Peter Debruge Chief Film Critic Trailers make “Fly Me to the Moon” look cute at best, when in fact it’s quite clever: a smarter-than-it-sounds, space-age sparring match of the Rock Hudson/Doris Day variety, in which the honest-to-a-fault NASA launch director responsible for sending Apollo 11 into orbit (a straight-faced Channing Tatum) goes head-to-head with a mendacious Madison Avenue spin doctor (Scarlett Johansson, delightfully wily).
Set during the first half of 1969, director Greg Berlanti’s high-concept screwball comedy values chemistry over history, bending the facts to suggest a fresh set of stakes for the operation, where romance fuels a rocket to the moon.

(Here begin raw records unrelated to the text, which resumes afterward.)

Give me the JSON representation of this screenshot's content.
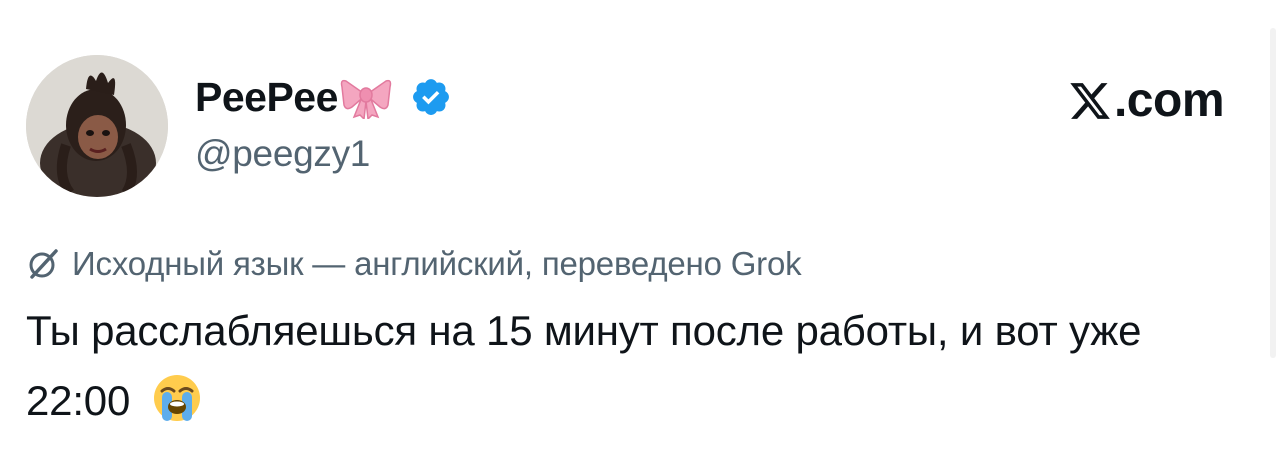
{
  "author": {
    "display_name": "PeePee",
    "handle": "@peegzy1",
    "verified": true,
    "name_emoji": "ribbon-bow-icon",
    "avatar": "avatar-photo"
  },
  "brand": {
    "label": ".com",
    "logo": "x-logo-icon"
  },
  "translation": {
    "icon": "grok-icon",
    "label": "Исходный язык — английский, переведено Grok"
  },
  "tweet": {
    "text": "Ты расслабляешься на 15 минут после работы, и вот уже 22:00",
    "emoji": "loudly-crying-face-icon"
  },
  "colors": {
    "primary_text": "#0f1419",
    "secondary_text": "#536471",
    "verified_blue": "#1d9bf0",
    "bow_pink": "#f4a6c0"
  }
}
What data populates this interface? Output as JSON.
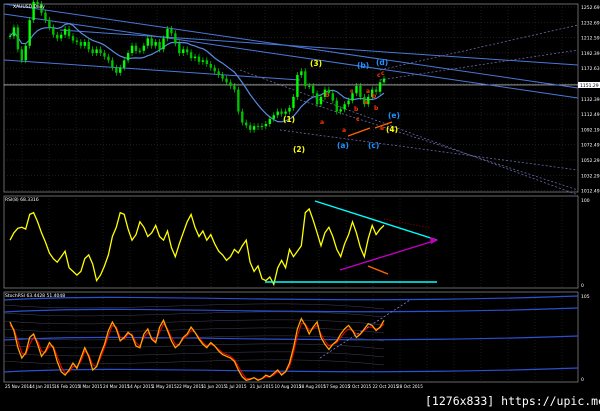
{
  "title": "XAUUSD,Daily",
  "colors": {
    "background": "#000000",
    "grid": "#3a3a3a",
    "bull": "#00ff00",
    "bear": "#00c000",
    "channel": "#4a78d8",
    "dotted": "#6a6aa8",
    "rsi": "#ffff00",
    "cyan": "#00ffff",
    "magenta": "#c000c0",
    "orange": "#ff6600",
    "stoch_main": "#ffa500",
    "stoch_signal": "#ff0000",
    "yellow_label": "#ffff00",
    "blue_label": "#1e90ff",
    "red_label": "#ff3300"
  },
  "price_axis": {
    "ticks": [
      "1252.69",
      "1232.69",
      "1212.59",
      "1192.39",
      "1172.63",
      "1152.49",
      "1132.39",
      "1112.49",
      "1092.19",
      "1072.49",
      "1052.29",
      "1032.29",
      "1012.49"
    ],
    "current": "1151.29"
  },
  "rsi_panel": {
    "label": "RSI(8) 68.3316",
    "top_tick": "100",
    "bottom_tick": "0"
  },
  "stoch_panel": {
    "label": "StochRSI 63.4428 51.4048",
    "top_tick": "105",
    "bottom_tick": "0"
  },
  "time_axis": [
    "25 Nov 2014",
    "14 Jan 2015",
    "16 Feb 2015",
    "4 Mar 2015",
    "24 Mar 2015",
    "14 Apr 2015",
    "1 May 2015",
    "22 May 2015",
    "11 Jun 2015",
    "1 Jul 2015",
    "21 Jul 2015",
    "10 Aug 2015",
    "28 Aug 2015",
    "17 Sep 2015",
    "2 Oct 2015",
    "22 Oct 2015",
    "28 Oct 2015"
  ],
  "watermark": "[1276x833] https://upic.me/",
  "wave_labels": [
    {
      "text": "(1)",
      "color": "yellow"
    },
    {
      "text": "(2)",
      "color": "yellow"
    },
    {
      "text": "(3)",
      "color": "yellow"
    },
    {
      "text": "(4)",
      "color": "yellow"
    },
    {
      "text": "(a)",
      "color": "blue"
    },
    {
      "text": "(b)",
      "color": "blue"
    },
    {
      "text": "(c)",
      "color": "blue"
    },
    {
      "text": "(d)",
      "color": "blue"
    },
    {
      "text": "(e)",
      "color": "blue"
    },
    {
      "text": "a",
      "color": "red"
    },
    {
      "text": "b",
      "color": "red"
    },
    {
      "text": "c",
      "color": "red"
    },
    {
      "text": "a",
      "color": "red"
    },
    {
      "text": "b",
      "color": "red"
    },
    {
      "text": "c",
      "color": "red"
    },
    {
      "text": "a",
      "color": "red"
    },
    {
      "text": "b",
      "color": "red"
    },
    {
      "text": "c",
      "color": "red"
    },
    {
      "text": "a",
      "color": "red"
    },
    {
      "text": "b",
      "color": "red"
    },
    {
      "text": "c",
      "color": "red"
    },
    {
      "text": "e",
      "color": "red"
    }
  ],
  "chart_data": [
    {
      "type": "line",
      "name_text": "XAUUSD,Daily",
      "ylim": [
        1005,
        1262
      ],
      "close": [
        1218,
        1230,
        1200,
        1185,
        1205,
        1240,
        1265,
        1262,
        1250,
        1240,
        1230,
        1220,
        1215,
        1220,
        1228,
        1218,
        1212,
        1210,
        1205,
        1210,
        1200,
        1195,
        1200,
        1195,
        1190,
        1185,
        1175,
        1168,
        1175,
        1185,
        1195,
        1205,
        1198,
        1198,
        1205,
        1215,
        1205,
        1210,
        1200,
        1215,
        1228,
        1222,
        1208,
        1195,
        1200,
        1196,
        1188,
        1190,
        1183,
        1185,
        1180,
        1175,
        1170,
        1165,
        1160,
        1155,
        1150,
        1145,
        1115,
        1100,
        1096,
        1090,
        1095,
        1094,
        1095,
        1098,
        1105,
        1110,
        1115,
        1112,
        1115,
        1120,
        1135,
        1165,
        1170,
        1150,
        1150,
        1140,
        1125,
        1135,
        1145,
        1140,
        1130,
        1115,
        1118,
        1125,
        1130,
        1140,
        1150,
        1135,
        1125,
        1135,
        1145,
        1142,
        1155,
        1160
      ]
    },
    {
      "type": "line",
      "name_text": "RSI(8) 68.3316",
      "ylim": [
        0,
        100
      ],
      "values": [
        52,
        60,
        65,
        66,
        64,
        80,
        82,
        72,
        60,
        50,
        38,
        32,
        28,
        34,
        40,
        22,
        18,
        14,
        18,
        32,
        36,
        26,
        8,
        14,
        24,
        36,
        56,
        66,
        82,
        80,
        64,
        52,
        58,
        72,
        66,
        56,
        60,
        68,
        56,
        52,
        62,
        44,
        34,
        48,
        60,
        72,
        80,
        66,
        56,
        62,
        52,
        58,
        48,
        40,
        36,
        30,
        34,
        42,
        38,
        46,
        52,
        28,
        18,
        24,
        10,
        8,
        12,
        4,
        22,
        30,
        22,
        42,
        34,
        40,
        46,
        82,
        86,
        74,
        60,
        46,
        60,
        66,
        56,
        42,
        34,
        48,
        58,
        72,
        60,
        44,
        34,
        54,
        68,
        58,
        64,
        68
      ]
    },
    {
      "type": "line",
      "name_text": "StochRSI 63.4428 51.4048",
      "ylim": [
        0,
        105
      ],
      "main": [
        70,
        60,
        40,
        28,
        34,
        52,
        56,
        44,
        30,
        36,
        46,
        40,
        24,
        12,
        8,
        14,
        22,
        16,
        28,
        40,
        30,
        14,
        18,
        32,
        44,
        60,
        70,
        62,
        48,
        52,
        58,
        54,
        42,
        40,
        56,
        62,
        50,
        46,
        64,
        72,
        60,
        48,
        40,
        44,
        52,
        56,
        64,
        58,
        50,
        44,
        40,
        46,
        42,
        36,
        32,
        30,
        28,
        24,
        14,
        6,
        2,
        3,
        5,
        2,
        4,
        8,
        6,
        10,
        14,
        8,
        12,
        22,
        40,
        62,
        74,
        66,
        56,
        64,
        70,
        52,
        44,
        38,
        44,
        48,
        56,
        62,
        66,
        60,
        52,
        56,
        62,
        68,
        66,
        60,
        64,
        72
      ],
      "signal": [
        66,
        62,
        48,
        34,
        32,
        44,
        52,
        48,
        36,
        34,
        42,
        42,
        30,
        18,
        10,
        12,
        18,
        18,
        24,
        36,
        32,
        20,
        18,
        28,
        40,
        54,
        66,
        64,
        52,
        50,
        56,
        56,
        46,
        42,
        52,
        58,
        52,
        48,
        58,
        68,
        62,
        52,
        44,
        44,
        50,
        54,
        60,
        58,
        52,
        46,
        42,
        44,
        42,
        38,
        34,
        32,
        30,
        26,
        18,
        10,
        4,
        4,
        5,
        3,
        4,
        6,
        6,
        8,
        12,
        10,
        12,
        18,
        34,
        54,
        68,
        68,
        60,
        62,
        66,
        56,
        48,
        42,
        44,
        46,
        52,
        58,
        62,
        60,
        56,
        56,
        60,
        64,
        64,
        62,
        63,
        68
      ]
    }
  ]
}
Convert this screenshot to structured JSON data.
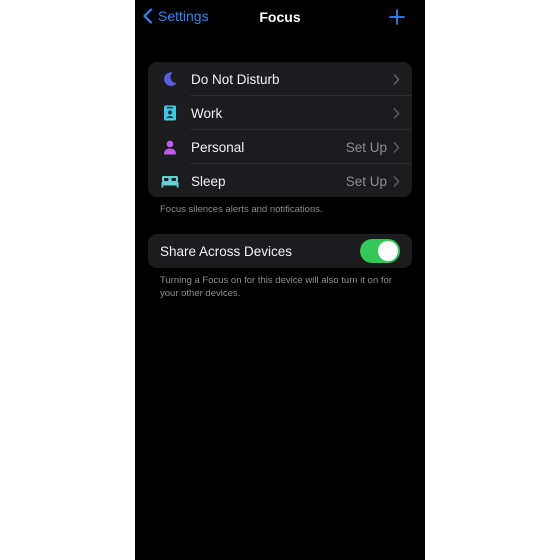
{
  "navbar": {
    "back_label": "Settings",
    "title": "Focus",
    "add_icon": "plus-icon"
  },
  "focus_modes": [
    {
      "label": "Do Not Disturb",
      "value": "",
      "icon": "moon-icon",
      "icon_color": "#5e5ce6"
    },
    {
      "label": "Work",
      "value": "",
      "icon": "id-badge-icon",
      "icon_color": "#40c8e0"
    },
    {
      "label": "Personal",
      "value": "Set Up",
      "icon": "person-icon",
      "icon_color": "#bf5af2"
    },
    {
      "label": "Sleep",
      "value": "Set Up",
      "icon": "bed-icon",
      "icon_color": "#64d2d2"
    }
  ],
  "focus_footnote": "Focus silences alerts and notifications.",
  "share": {
    "label": "Share Across Devices",
    "enabled": true,
    "toggle_color": "#34c759",
    "footnote": "Turning a Focus on for this device will also turn it on for your other devices."
  },
  "colors": {
    "accent": "#2f86f6",
    "background": "#000000",
    "cell": "#1c1c1e",
    "secondary_text": "#8d8d93"
  }
}
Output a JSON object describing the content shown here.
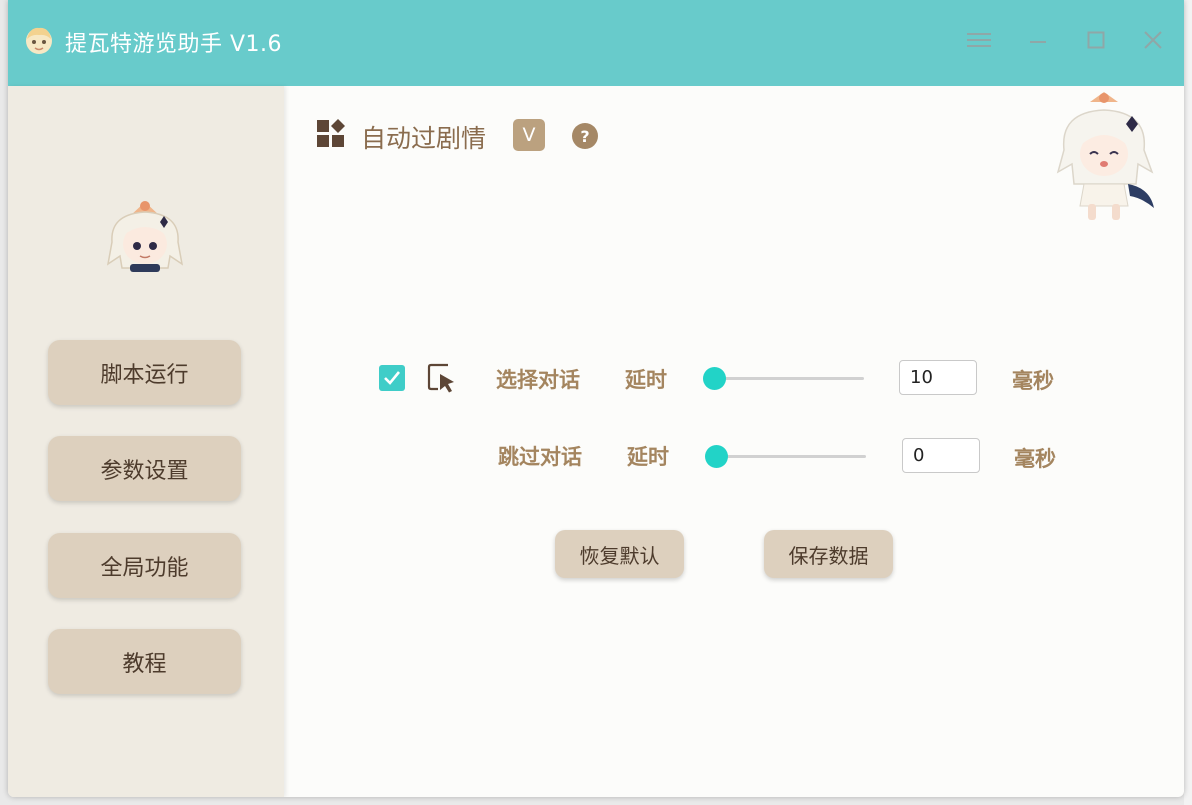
{
  "window": {
    "title": "提瓦特游览助手 V1.6",
    "accent_color": "#68cbcb",
    "controls": [
      "menu-icon",
      "minimize-icon",
      "maximize-icon",
      "close-icon"
    ]
  },
  "sidebar": {
    "items": [
      {
        "label": "脚本运行"
      },
      {
        "label": "参数设置"
      },
      {
        "label": "全局功能"
      },
      {
        "label": "教程"
      }
    ]
  },
  "main": {
    "title": "自动过剧情",
    "badge": "V",
    "help": "?",
    "rows": [
      {
        "checked": true,
        "label": "选择对话",
        "delay_label": "延时",
        "slider_value": 0,
        "value": "10",
        "unit": "毫秒"
      },
      {
        "label": "跳过对话",
        "delay_label": "延时",
        "slider_value": 0,
        "value": "0",
        "unit": "毫秒"
      }
    ],
    "buttons": {
      "reset": "恢复默认",
      "save": "保存数据"
    }
  }
}
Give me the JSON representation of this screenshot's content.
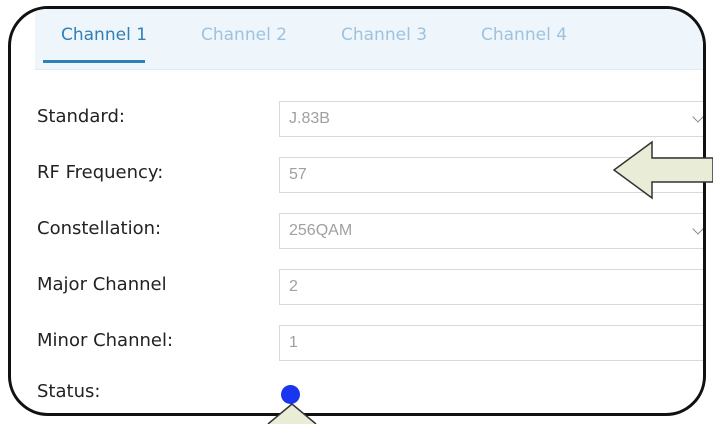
{
  "tabs": [
    {
      "label": "Channel 1",
      "active": true
    },
    {
      "label": "Channel 2",
      "active": false
    },
    {
      "label": "Channel 3",
      "active": false
    },
    {
      "label": "Channel 4",
      "active": false
    }
  ],
  "form": {
    "standard": {
      "label": "Standard:",
      "value": "J.83B"
    },
    "rf_frequency": {
      "label": "RF Frequency:",
      "value": "57"
    },
    "constellation": {
      "label": "Constellation:",
      "value": "256QAM"
    },
    "major_channel": {
      "label": "Major Channel",
      "value": "2"
    },
    "minor_channel": {
      "label": "Minor Channel:",
      "value": "1"
    },
    "status": {
      "label": "Status:",
      "color": "#1a35f0"
    }
  },
  "colors": {
    "tab_active": "#2f7fb8",
    "tab_inactive": "#9dc3df",
    "arrow_fill": "#e9ecd7"
  }
}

For decades, questions have dogged the Apollo 11 project. Who really won the space race? (Neil Armstrong may have been first to step foot on the moon, but the Soviets actually beat America into space.) Did NASA fake the moon landing? (Skeptics still insist it was staged, either by Stanley Kubrick or someone else, for publicity purposes.) Story credit goes to Keenan Flynn and Bill Kirstein, as screenwriter Rose Gilroy takes these doubts and extrapolates them into what the film itself might call an “alternative version” of events — one that puts authenticity itself on the line.
At the time, NASA’s beleaguered undertaking had a dual significance: It was about both achieving the impossible and beating the Soviet Union in space.